The use of plastic or metal molecular models is an indispensable tool in attempting to understand the many subtle three dimensional effects in chemical reactivity. Such model are particularly useful in studying properties such as molecular strain, steric effects, stereoselectivity, conformation etc in a relatively qualitative manner. Frequently however, one encounters more quantitative questions. Which of two molecules is the more strained? Which face of a molecule is the more hindered? What is the most stable molecular conformation? What is the distance between two atoms or the dihedral angle between two vicinal hydrogens in a molecule? Plastic models can only provide very limited answers to such questions, and a more quantitative treatment has to be used. In theory, one such treatment might be to solve the Schroedinger wave equation for the molecule in question to the desired level of accuracy. Unfortunately, the "desired accuracy" for many of the phenomena noted above is of the order of 4 - 20 kJ/mol, and even for quite simple molecules this can be prohibitive in terms of computer time.

It has been frequently noted however that several molecular properties can be accurately expressed in terms of a summation of individual bond properties, without the need to explicitly solve any wave equations.
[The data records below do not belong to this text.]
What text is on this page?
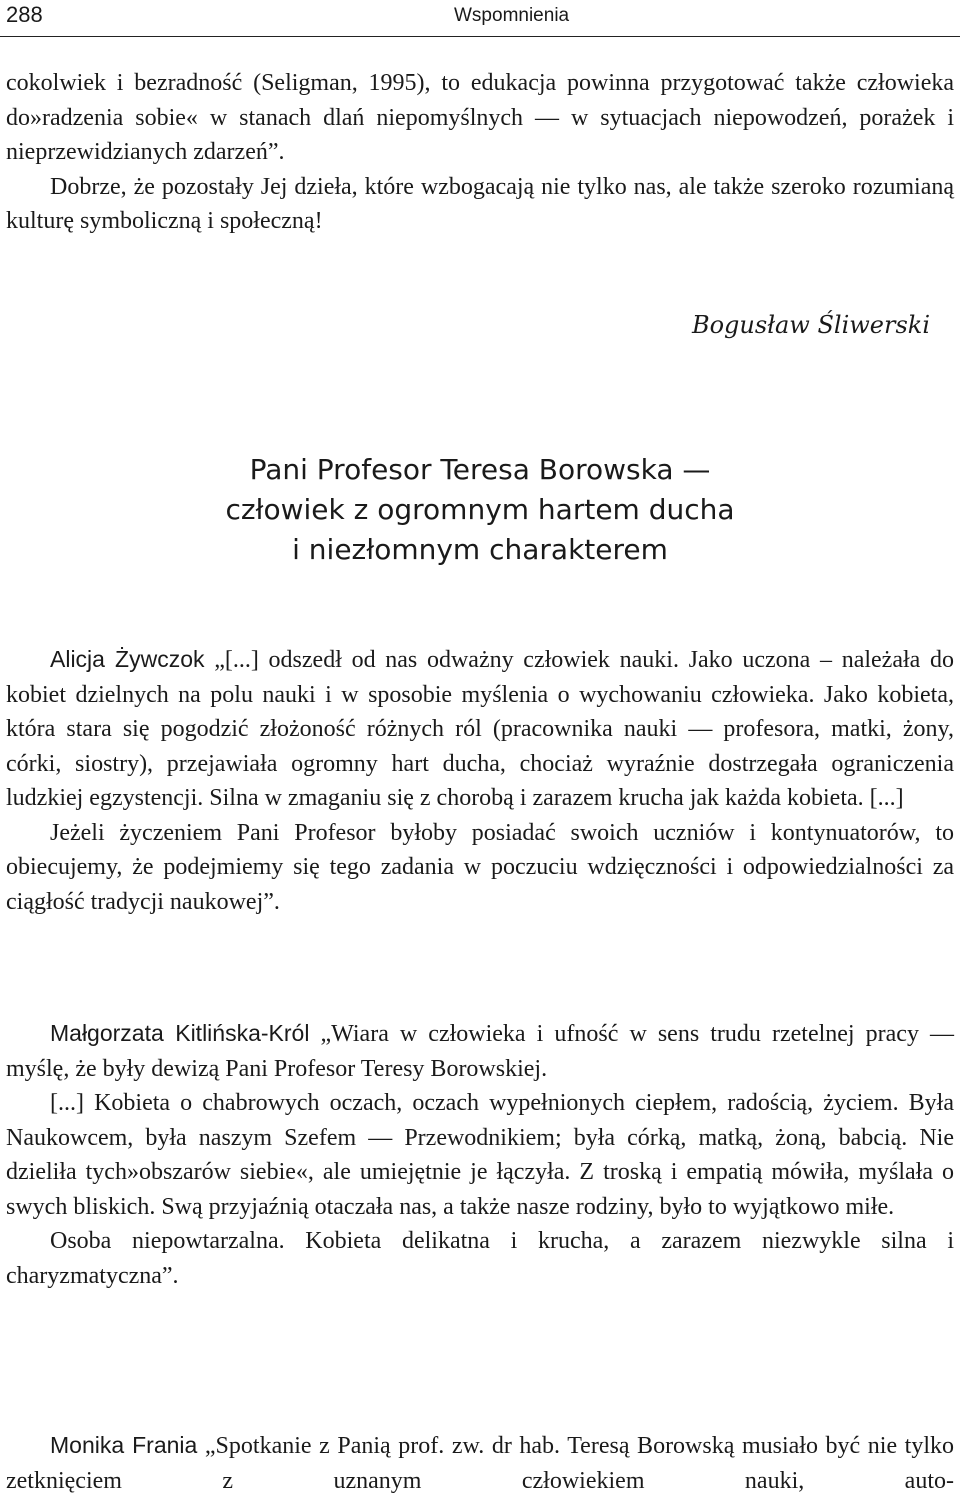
288	Wspomnienia

cokolwiek i bezradność (Seligman, 1995), to edukacja powinna przygotować także człowieka do»radzenia sobie« w stanach dlań niepomyślnych — w sytuacjach niepowodzeń, porażek i nieprzewidzianych zdarzeń”.

Dobrze, że pozostały Jej dzieła, które wzbogacają nie tylko nas, ale także szeroko rozumianą kulturę symboliczną i społeczną!

Bogusław Śliwerski
Pani Profesor Teresa Borowska —
człowiek z ogromnym hartem ducha
i niezłomnym charakterem

Alicja Żywczok „[...] odszedł od nas odważny człowiek nauki. Jako uczona – należała do kobiet dzielnych na polu nauki i w sposobie myślenia o wychowaniu człowieka. Jako kobieta, która stara się pogodzić złożoność różnych ról (pracownika nauki — profesora, matki, żony, córki, siostry), przejawiała ogromny hart ducha, chociaż wyraźnie dostrzegała ograniczenia ludzkiej egzystencji. Silna w zmaganiu się z chorobą i zarazem krucha jak każda kobieta. [...]

Jeżeli życzeniem Pani Profesor byłoby posiadać swoich uczniów i kontynuatorów, to obiecujemy, że podejmiemy się tego zadania w poczuciu wdzięczności i odpowiedzialności za ciągłość tradycji naukowej”.

Małgorzata Kitlińska-Król „Wiara w człowieka i ufność w sens trudu rzetelnej pracy — myślę, że były dewizą Pani Profesor Teresy Borowskiej.

[...] Kobieta o chabrowych oczach, oczach wypełnionych ciepłem, radością, życiem. Była Naukowcem, była naszym Szefem — Przewodnikiem; była córką, matką, żoną, babcią. Nie dzieliła tych»obszarów siebie«, ale umiejętnie je łączyła. Z troską i empatią mówiła, myślała o swych bliskich. Swą przyjaźnią otaczała nas, a także nasze rodziny, było to wyjątkowo miłe.

Osoba niepowtarzalna. Kobieta delikatna i krucha, a zarazem niezwykle silna i charyzmatyczna”.

Monika Frania „Spotkanie z Panią prof. zw. dr hab. Teresą Borowską musiało być nie tylko zetknięciem z uznanym człowiekiem nauki, auto-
Studying such molecular properties in terms of non-quantum mechanical models has become known as the Molecular Mechanics approach (MM). Briefly, MM assumes that the energy of a molecular system comprises essentially five additive, and non-interacting, terms. These are;

  1. The sum of all diatomic bond stretches (each expressed as a simple Hookes law potential).
  2. The sum of all triatomic bond angle deformations (also a simple Hookes law potential)
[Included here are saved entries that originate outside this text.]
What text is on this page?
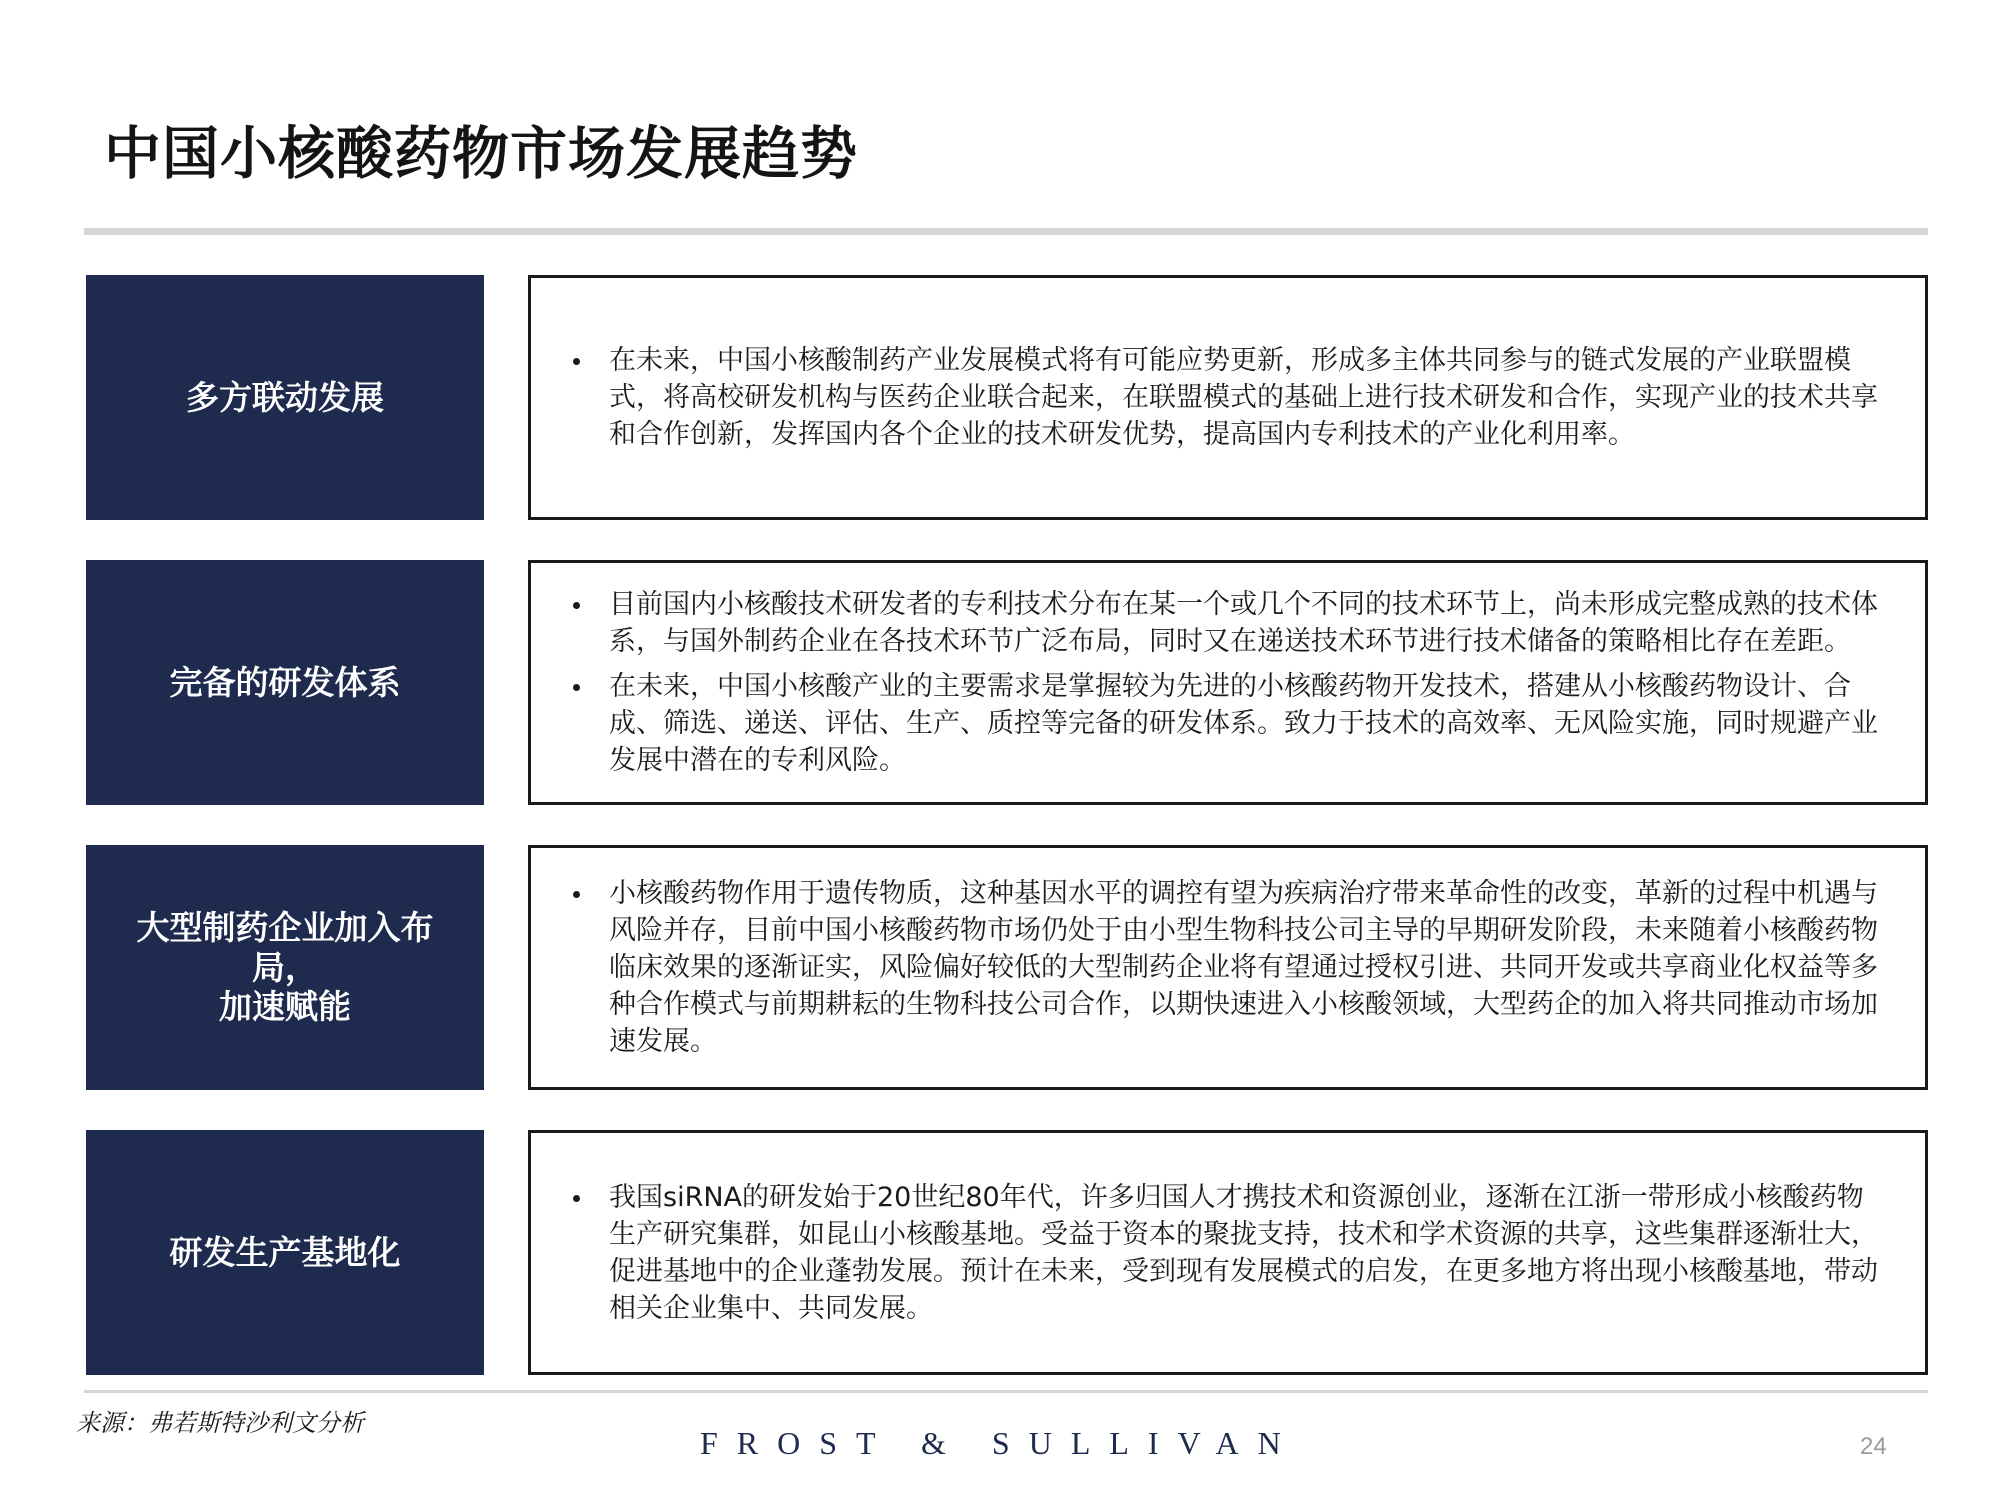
中国小核酸药物市场发展趋势
多方联动发展
在未来，中国小核酸制药产业发展模式将有可能应势更新，形成多主体共同参与的链式发展的产业联盟模式，将高校研发机构与医药企业联合起来，在联盟模式的基础上进行技术研发和合作，实现产业的技术共享和合作创新，发挥国内各个企业的技术研发优势，提高国内专利技术的产业化利用率。
完备的研发体系
目前国内小核酸技术研发者的专利技术分布在某一个或几个不同的技术环节上，尚未形成完整成熟的技术体系，与国外制药企业在各技术环节广泛布局，同时又在递送技术环节进行技术储备的策略相比存在差距。
在未来，中国小核酸产业的主要需求是掌握较为先进的小核酸药物开发技术，搭建从小核酸药物设计、合成、筛选、递送、评估、生产、质控等完备的研发体系。致力于技术的高效率、无风险实施，同时规避产业发展中潜在的专利风险。
大型制药企业加入布局，
加速赋能
小核酸药物作用于遗传物质，这种基因水平的调控有望为疾病治疗带来革命性的改变，革新的过程中机遇与风险并存，目前中国小核酸药物市场仍处于由小型生物科技公司主导的早期研发阶段，未来随着小核酸药物临床效果的逐渐证实，风险偏好较低的大型制药企业将有望通过授权引进、共同开发或共享商业化权益等多种合作模式与前期耕耘的生物科技公司合作，以期快速进入小核酸领域，大型药企的加入将共同推动市场加速发展。
研发生产基地化
我国siRNA的研发始于20世纪80年代，许多归国人才携技术和资源创业，逐渐在江浙一带形成小核酸药物生产研究集群，如昆山小核酸基地。受益于资本的聚拢支持，技术和学术资源的共享，这些集群逐渐壮大，促进基地中的企业蓬勃发展。预计在未来，受到现有发展模式的启发，在更多地方将出现小核酸基地，带动相关企业集中、共同发展。
来源：弗若斯特沙利文分析
FROST & SULLIVAN	24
  3. The sum of all tetra-atomic bond torsions (a cosine dependance)
  4. The sum of all non-bonded Van der Waals repulsions (using a simple 6/12 potential).
  5. The sum of all electrostatic attractions of individual bond dipoles.
Each of these functions are mathematically extremely simple and computationally fast to evaluate, provided one has access to simple parameters such as stretching force constants, bond dipole moments, etc. The total energy is simply summed over all these terms. Clearly, terms 1-3 will account for any strain present in the system, term 4 expresses steric repulsion and term 5 covers hydrogen bonding etc. For a specified molecular system, the MM model strives to minimise this total energy, by adjusting all the bond lengths, angles, and torsion angles (which together allow for all the possible 3N-6 degrees of freedom in the molecule). This process is the mathematical equivalent of actually bending bits of plastic etc together in order to construct your model.

The types of information that this model is capable of giving you include the optimised molecular geometry of a particular conformation, the final total energy (in kJ/mol) and an analysis of this energy in terms of strain, steric effects etc. Such information is capable of providing answers to the questions posed at the start of this introduction. However, if the "bonds" in a molecule cannot be simply related to much simpler diatomic species, ie as in non-classical species such as norbornyl cation, diborane, even aromatic systems, then all the above additivity no longer applies. For this reason, molecular mechanics works best for simple hydrocarbons bearing possibly just a few substituents. Clearly it is also inapplicable for studying reactions, when the breaking of bonds is involved. In this event one has to resort to solving the full wavefunction for the molecular system, although the method can be used for modelling the transition state of the reaction. In this experiment, you will be using the most popular implementation of the MM model, due to Allinger and known as MM2.